WEST AFRICA – Going “on mission” with the gospel for many Missouri churches often means a weekend project or week-long trip with a partner church.
However, First Baptist Church Troy began going on mission 3-1/2 years ago in a work that will last a generation. First Troy’s commitment to a “generational missions” program involves a 40-year focus on a community in western Africa.
The village of about 1,000 is “completely Muslim,” according to First Baptist’s pastor Richie Rhea. For its protection as well as the safety of church members, Pathway is not identifying the African country or the village.
Rhea says that when the church undertook this mission it understood that a different approach was necessary.
“The people in the village have been Muslim for centuries,” Rhea says. “It may take a whole generation of people going until the light turns on and the gospel is understood and received.” First Troy teams committed to make three to four trips a year to the village.
Church member Diane Campbell – wife of Twin Rivers Baptist Association Director of Missions Brent Campbell – has been to the village twice and is going with a team in this month, the second of three trips the church plans this year.
“The village has no electricity, no running water,” Campbell says. “It’s really a slow moving life. We sit around and we do a lot of talking and visiting.”
She said the solitude required an adjustment for her. “For hours we would just sit and talk. Or just sit and not do anything. It was hard because in America we don’t just sit and not do anything.”
However, the times of inactivity provide opportunities to build relationships and talk about their lives, she says.
Campbell says that the women of the village and the church often have similar stories when talking about their families and husbands. “No matter what the culture we have a lot of the same thoughts.”
Sharing stories not only builds relationships, it’s also the way the mission teams speak about the gospel in a place where the Bible hasn’t yet been translated into the local language.
“We’ve put together two dozen stories from the Old Testament,” Campbell explains, “creation all the way to the crucifixion. We memorize about six stories and we share them.”
For example, Campbell says that since water must be drawn and carried from a well that provides an opportunity to talk about the woman who met Christ at a well in John 4.
Rhea says that the church teams have met no resistance in discussing Christ with the Muslims. Actually, it’s not difficult to share the gospel in the village.
“We’re sharing the gospel every time we go,” Rhea says. “They have a lot of respect for Jesus. He’s a prophet to them.”
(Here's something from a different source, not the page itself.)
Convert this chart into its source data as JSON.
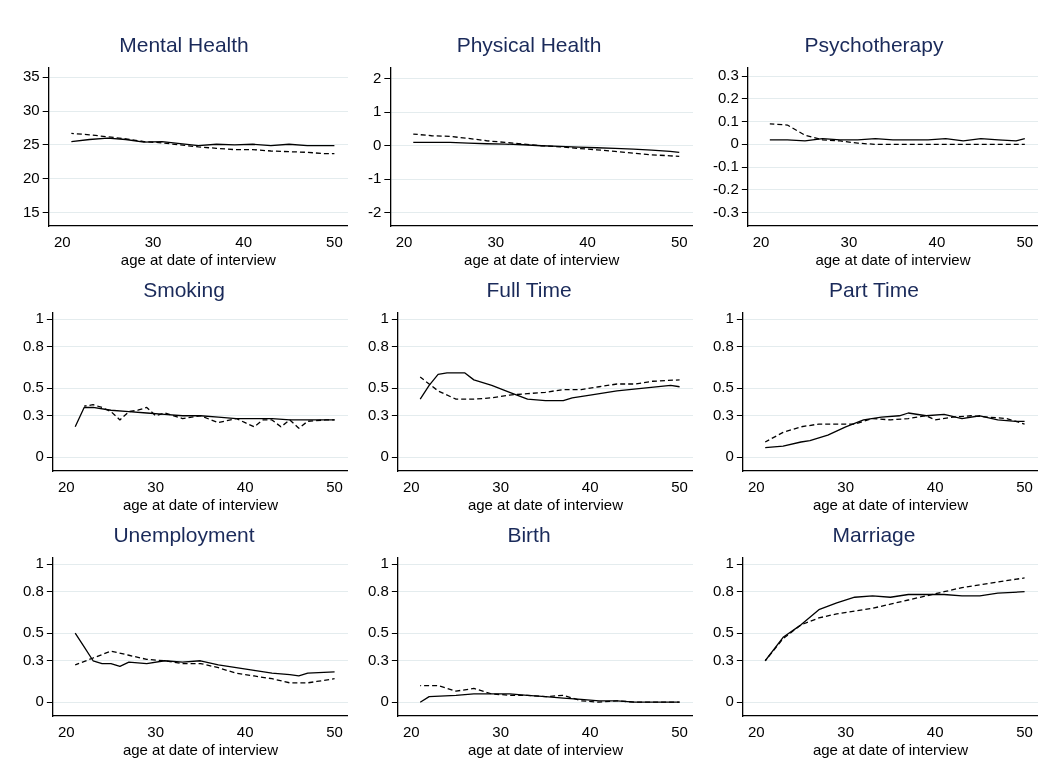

Some villagers are open to more understanding about the Bible. “The ladies in particular seem to be extremely hungry for the Word of God,” says Rhea.
The idea of the generational missions ministry began a few years ago after Rhea heard David Platt, pastor at The Church at Brook Hills in Birmingham, Ala. speak at an SBC convention about taking the gospel to places where it hadn’t been heard.
That statement supported themes by the Missouri Baptist Convention and International Mission Board that already had Rhea thinking about a long-term work. He found First Troy receptive to the idea when it was discussed.
Church members connected him to a former missionary in west Africa who then put First Troy in touch with the village.
Once the ministry began, Rhea says, he felt it important to involve the whole church. The church gets updates 3-4 times a year from returning teams, and the ministry is integrated into other church programs.
“Children who are in Vacation Bible School now hearing about (the village) may very well be the ones one day who will be sharing the gospel as adults in the village and seeing the fruit of that,” Rhea says.
The regular work in the African community is building relationships, he says.
His daughter, Allie McMullen, befriended a woman in the village during a trip. “When my daughter married,” Rhea says, “the lady in the village sent home a wedding gift for her and some advice.”
“We’re praying so much for that first convert,” Campbell says. “It will open a whole new thing when we have that first convert in a Muslim town.”